Experimental Example 7

As shown in FIG. 11, the shock wave absorption performances between the polymer compound (xPBuLA-10) prepared in Example and previously known shock wave-absorbing materials (PDMS is a sylgard 184 product and epoxy is a Kukdo chemical product) were measured and compared in the same method as in Experimental Example 2.

It was confirmed that the polymer compound exhibited very high absorption characteristics compared to those of the commonly used epoxy and had the high absorption characteristics corresponding to PDMS (polydimethylsiloxane). Nevertheless, the polymer compound according to this Example is expected to have higher availability because it has self-healing properties that are not present in PDMS.

Experimental Example 8

As shown in FIG. 12, the polymer compound prepared in Example (xPBuLA) was restored to a monomer and a crosslinker.
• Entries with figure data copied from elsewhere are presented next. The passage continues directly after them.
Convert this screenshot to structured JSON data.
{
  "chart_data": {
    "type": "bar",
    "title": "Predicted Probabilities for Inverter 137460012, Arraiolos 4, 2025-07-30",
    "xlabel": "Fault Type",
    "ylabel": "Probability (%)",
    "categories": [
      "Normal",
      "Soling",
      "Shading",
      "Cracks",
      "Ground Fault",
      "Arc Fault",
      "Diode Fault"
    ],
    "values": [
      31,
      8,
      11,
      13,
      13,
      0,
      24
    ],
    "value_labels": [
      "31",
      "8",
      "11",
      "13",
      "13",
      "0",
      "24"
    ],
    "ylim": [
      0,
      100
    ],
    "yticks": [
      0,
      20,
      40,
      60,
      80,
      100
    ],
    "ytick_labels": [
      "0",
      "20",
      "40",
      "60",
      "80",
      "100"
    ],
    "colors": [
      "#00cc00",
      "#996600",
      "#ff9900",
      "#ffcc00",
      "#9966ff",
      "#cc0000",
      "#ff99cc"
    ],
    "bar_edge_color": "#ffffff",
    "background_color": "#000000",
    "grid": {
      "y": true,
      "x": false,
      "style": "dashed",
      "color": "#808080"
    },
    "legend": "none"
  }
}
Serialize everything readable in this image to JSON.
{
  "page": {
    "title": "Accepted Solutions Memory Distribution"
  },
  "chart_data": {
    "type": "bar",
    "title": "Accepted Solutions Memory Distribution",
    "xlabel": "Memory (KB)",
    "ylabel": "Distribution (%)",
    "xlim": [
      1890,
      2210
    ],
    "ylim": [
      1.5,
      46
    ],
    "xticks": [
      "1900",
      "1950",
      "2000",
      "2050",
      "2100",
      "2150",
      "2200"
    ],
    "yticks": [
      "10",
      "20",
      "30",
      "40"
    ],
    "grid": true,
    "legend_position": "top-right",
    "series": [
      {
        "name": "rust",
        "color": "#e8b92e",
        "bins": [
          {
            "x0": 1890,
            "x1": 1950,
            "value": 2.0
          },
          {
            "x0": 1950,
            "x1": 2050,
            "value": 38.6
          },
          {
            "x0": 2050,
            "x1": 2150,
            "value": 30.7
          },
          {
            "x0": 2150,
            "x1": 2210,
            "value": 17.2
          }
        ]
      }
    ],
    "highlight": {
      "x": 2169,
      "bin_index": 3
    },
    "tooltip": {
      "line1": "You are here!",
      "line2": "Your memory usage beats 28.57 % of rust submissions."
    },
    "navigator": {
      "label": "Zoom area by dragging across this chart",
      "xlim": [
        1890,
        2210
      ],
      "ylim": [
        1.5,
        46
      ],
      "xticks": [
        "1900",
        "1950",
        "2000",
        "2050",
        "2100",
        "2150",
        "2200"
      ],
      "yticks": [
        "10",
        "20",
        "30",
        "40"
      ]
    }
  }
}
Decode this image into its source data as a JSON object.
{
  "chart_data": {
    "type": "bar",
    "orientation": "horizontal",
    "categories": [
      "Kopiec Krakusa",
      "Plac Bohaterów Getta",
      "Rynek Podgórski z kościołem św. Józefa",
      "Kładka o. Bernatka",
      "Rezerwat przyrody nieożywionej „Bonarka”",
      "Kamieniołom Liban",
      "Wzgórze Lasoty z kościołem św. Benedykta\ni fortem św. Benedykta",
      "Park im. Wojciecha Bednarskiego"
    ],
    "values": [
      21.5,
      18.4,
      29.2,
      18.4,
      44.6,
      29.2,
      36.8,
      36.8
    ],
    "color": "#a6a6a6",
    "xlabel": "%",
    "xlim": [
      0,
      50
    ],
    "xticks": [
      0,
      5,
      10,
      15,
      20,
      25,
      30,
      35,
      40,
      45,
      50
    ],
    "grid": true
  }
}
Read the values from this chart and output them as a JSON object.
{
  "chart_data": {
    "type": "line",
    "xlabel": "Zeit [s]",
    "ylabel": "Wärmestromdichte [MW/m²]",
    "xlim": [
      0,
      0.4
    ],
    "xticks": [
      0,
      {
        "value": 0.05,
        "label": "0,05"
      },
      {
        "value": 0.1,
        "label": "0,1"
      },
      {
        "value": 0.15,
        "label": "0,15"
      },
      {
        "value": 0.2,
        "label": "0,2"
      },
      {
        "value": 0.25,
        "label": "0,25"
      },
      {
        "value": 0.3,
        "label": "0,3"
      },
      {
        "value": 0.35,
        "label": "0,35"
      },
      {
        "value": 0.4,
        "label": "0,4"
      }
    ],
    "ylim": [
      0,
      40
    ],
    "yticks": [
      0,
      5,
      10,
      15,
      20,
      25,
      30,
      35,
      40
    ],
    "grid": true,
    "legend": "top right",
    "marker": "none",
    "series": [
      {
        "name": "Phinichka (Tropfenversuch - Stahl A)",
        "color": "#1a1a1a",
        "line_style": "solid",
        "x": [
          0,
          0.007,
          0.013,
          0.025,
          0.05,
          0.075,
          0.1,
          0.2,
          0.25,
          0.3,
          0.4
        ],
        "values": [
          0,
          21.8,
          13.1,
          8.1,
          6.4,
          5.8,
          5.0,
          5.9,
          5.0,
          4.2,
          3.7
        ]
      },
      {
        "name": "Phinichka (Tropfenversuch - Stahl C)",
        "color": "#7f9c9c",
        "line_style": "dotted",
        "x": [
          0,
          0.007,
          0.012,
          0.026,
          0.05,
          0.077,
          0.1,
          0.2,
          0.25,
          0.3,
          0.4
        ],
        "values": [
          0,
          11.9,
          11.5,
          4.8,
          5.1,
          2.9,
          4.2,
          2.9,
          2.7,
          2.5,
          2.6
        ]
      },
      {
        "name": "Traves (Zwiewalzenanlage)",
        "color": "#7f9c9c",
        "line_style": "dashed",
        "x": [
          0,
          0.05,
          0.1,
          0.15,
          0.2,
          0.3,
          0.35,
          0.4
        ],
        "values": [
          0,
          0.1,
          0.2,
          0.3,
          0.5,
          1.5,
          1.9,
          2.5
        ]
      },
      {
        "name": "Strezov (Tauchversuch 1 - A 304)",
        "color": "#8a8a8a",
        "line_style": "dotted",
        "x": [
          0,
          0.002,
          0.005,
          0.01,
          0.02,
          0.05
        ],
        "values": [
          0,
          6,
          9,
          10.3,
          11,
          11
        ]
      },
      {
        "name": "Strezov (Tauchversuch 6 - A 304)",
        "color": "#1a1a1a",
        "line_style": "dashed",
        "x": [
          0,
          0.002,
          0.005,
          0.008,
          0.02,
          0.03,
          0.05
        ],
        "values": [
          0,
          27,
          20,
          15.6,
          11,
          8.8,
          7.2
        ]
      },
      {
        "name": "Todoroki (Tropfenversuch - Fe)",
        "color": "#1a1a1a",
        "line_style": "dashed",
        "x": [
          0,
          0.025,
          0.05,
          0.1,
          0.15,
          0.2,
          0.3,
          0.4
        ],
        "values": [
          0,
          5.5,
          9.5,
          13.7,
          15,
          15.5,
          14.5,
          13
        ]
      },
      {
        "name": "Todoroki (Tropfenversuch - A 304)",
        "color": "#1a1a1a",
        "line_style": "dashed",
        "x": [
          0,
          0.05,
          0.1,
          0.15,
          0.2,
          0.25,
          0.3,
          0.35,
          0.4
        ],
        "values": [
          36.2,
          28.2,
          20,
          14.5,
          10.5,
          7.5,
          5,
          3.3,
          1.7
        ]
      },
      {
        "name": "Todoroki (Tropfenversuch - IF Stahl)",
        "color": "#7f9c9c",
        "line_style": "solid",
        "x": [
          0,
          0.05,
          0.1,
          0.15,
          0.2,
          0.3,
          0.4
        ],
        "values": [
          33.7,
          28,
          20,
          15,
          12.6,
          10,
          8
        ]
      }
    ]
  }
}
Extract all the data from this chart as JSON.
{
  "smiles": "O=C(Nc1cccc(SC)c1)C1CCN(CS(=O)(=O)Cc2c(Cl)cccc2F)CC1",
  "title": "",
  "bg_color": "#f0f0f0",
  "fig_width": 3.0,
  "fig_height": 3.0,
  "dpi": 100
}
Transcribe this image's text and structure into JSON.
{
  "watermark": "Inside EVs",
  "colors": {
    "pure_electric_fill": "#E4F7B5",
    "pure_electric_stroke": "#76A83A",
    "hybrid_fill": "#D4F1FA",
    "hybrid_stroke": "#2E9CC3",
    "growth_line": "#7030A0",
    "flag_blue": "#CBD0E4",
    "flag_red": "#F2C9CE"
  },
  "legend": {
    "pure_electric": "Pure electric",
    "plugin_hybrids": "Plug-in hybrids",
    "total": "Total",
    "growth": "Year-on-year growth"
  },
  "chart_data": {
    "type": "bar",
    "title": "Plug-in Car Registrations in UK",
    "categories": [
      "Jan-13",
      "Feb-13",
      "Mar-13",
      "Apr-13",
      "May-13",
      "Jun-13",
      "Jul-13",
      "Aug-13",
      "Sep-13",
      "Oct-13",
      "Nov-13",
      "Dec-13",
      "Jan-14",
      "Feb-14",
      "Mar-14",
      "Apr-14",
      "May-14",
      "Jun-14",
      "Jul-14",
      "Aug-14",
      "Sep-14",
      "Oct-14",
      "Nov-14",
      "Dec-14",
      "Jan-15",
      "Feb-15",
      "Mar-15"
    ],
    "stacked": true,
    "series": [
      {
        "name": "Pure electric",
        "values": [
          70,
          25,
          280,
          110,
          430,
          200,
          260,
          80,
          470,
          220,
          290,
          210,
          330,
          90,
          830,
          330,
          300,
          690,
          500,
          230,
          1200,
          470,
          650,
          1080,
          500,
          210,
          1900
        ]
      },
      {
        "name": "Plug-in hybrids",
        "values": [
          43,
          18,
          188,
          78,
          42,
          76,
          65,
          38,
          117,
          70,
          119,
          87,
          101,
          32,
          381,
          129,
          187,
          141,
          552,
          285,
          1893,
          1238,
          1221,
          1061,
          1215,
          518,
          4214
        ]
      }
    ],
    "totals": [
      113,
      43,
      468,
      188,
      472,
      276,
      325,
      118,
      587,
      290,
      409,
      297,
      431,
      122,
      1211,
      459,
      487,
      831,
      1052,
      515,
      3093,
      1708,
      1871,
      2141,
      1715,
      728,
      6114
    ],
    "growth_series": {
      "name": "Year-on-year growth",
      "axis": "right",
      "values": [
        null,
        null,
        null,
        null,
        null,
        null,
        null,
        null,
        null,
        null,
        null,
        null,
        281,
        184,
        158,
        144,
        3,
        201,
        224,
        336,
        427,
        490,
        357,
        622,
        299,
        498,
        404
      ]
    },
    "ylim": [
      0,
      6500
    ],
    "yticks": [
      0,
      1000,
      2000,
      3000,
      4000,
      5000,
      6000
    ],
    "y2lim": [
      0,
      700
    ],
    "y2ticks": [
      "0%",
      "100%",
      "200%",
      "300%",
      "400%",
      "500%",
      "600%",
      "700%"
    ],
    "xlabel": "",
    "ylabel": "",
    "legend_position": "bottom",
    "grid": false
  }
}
If 50 mg of the crosslinked polymer is immersed in a DBU solution (15 mg in 10 mL of DCM) and stirred for 1 hour, the crosslinked polymer is gradually dissolved. When the polymer is completely dissolved, it can be separated into the monomer and the crosslinker through a column chromatography.

It was confirmed that in case a concentration of DBU is increased to 20 wt % or more (DBU 15 mg/DCM 10 mL), depolymerization occurs to make it possible to restore to the monomer. The solution in which the polymer is completely dissolved can be separated into the monomer and the crosslinker through column purification, and they were confirmed to have a purity of 99% or more through NMR.

STATEMENT REGARDING PRIOR DISCLOSURE BY THE INVENTOR OR A JOINT INVENTOR

The sixth inventor (LEE, Dongju) of the present application has made the following related disclosure: “Side chain engineering of dynamic poly (disulfide) s for efficient shockwave energy dissipation,” Master's Thesis, The Graduate School Sungkyunkwan University, Feb. 1, 2024. The related disclosure was made less than one year before the effective filing date (May 22, 2024) of the present application. Accordingly, the related disclosure is grace period inventor disclosure, and thus is disqualified from prior art under 35 U.S.C § 102(a)(1) against the present application. See 35 U.S.C § 102(b)(1)(A).